The current Legislation as set out in the Minerals Petroleum Resources Development Act (MPRDA), does not ensure the fundamental protection of these rights and community interests and fails to prevent their ongoing and historical exploitation. It is instructive to note that the principle of Free Prior and Informed Consent is recognised in other South African laws, but the right is specifically excluded in the MPRDA. As a result of this lack of legislative protection, communities are compelled to continuously approach the courts for relief. Democracy is not meant to be realised through the courts and the pattern of intransigence with regard to community rights, experienced by communities at the hands of the DMRE and mining companies, is an afront to our democratic struggle and founding values of the constitution. The MPRDA and its regulations remain firmly structured around the colonial extraction and exploitation of the nation’s mineral wealth and subjugation of communities, without recognising the constitutional values of community and individual agency and the concomitant right to Free Prior and Informed Consent. There are numerous studies that confirm the exclusion of communities by the both the state and mining companies. The growth of MACUA & WAMUA attests to the increasing agitation and frustration of communities that remain locked out of the corridors of power where their futures are decided and where the wealth created from mining is distributed among the elite.

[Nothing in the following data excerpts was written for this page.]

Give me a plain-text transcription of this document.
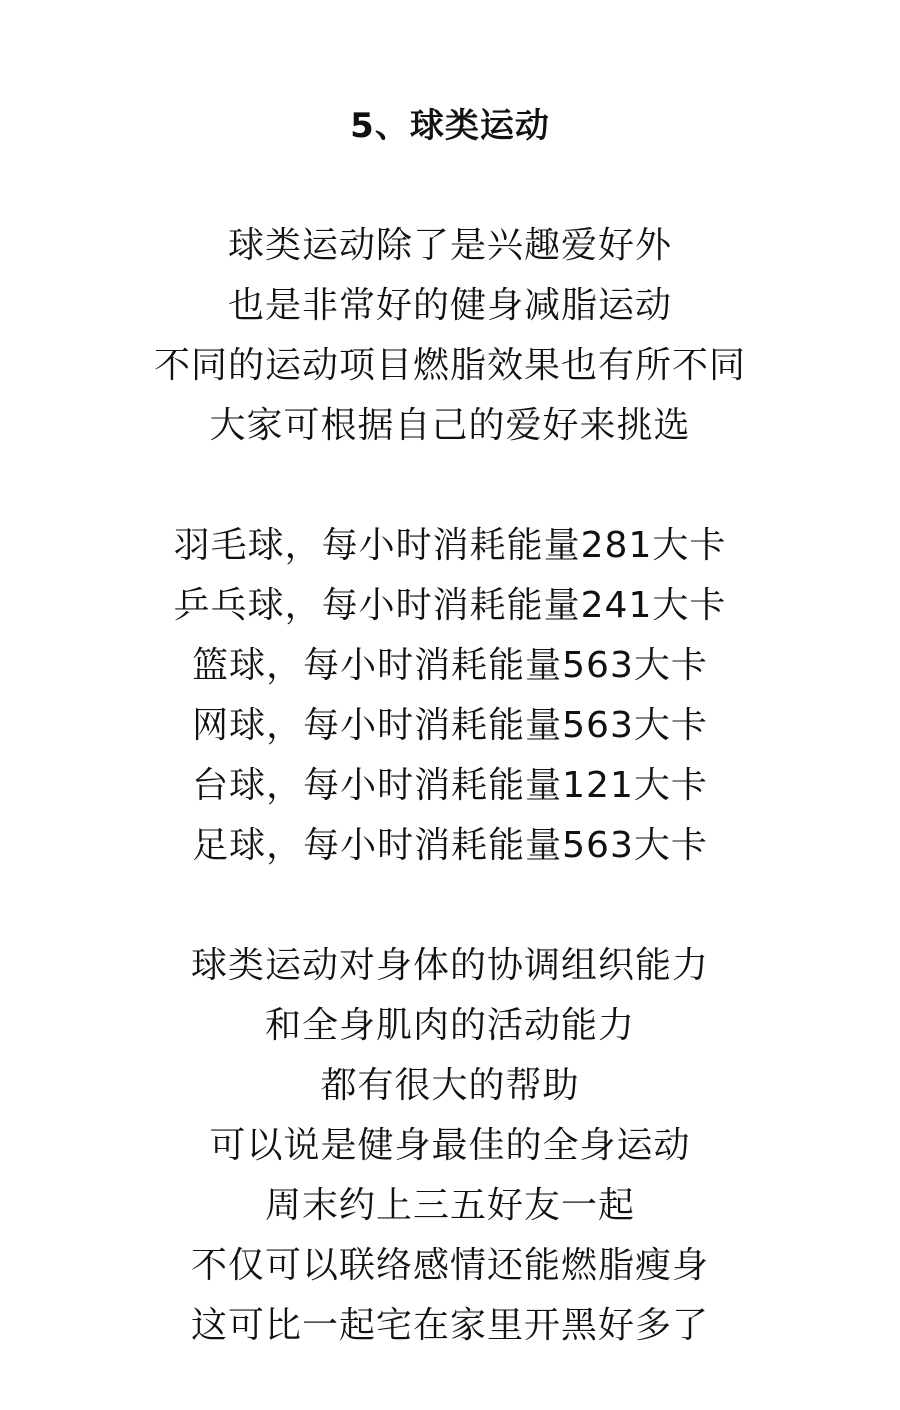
5、球类运动
球类运动除了是兴趣爱好外
也是非常好的健身减脂运动
不同的运动项目燃脂效果也有所不同
大家可根据自己的爱好来挑选
羽毛球，每小时消耗能量281大卡
乒乓球，每小时消耗能量241大卡
篮球，每小时消耗能量563大卡
网球，每小时消耗能量563大卡
台球，每小时消耗能量121大卡
足球，每小时消耗能量563大卡
球类运动对身体的协调组织能力
和全身肌肉的活动能力
都有很大的帮助
可以说是健身最佳的全身运动
周末约上三五好友一起
不仅可以联络感情还能燃脂瘦身
这可比一起宅在家里开黑好多了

The MPRDA allows for the subjugation and disenfranchisement of affected communities. This framework of elite enrichment which drives the deep levels of inequality, in communities and the country, is an unsustainable path and will only lead to further conflict, division and massacres like the one our country suffered through in Marikana. We call on all South Africans to join us on the 12th of October at the Union Buildings to sign our petitions and to demand fair and equitable treatment of all citizens and for the right to Free Prior and Informed Consent.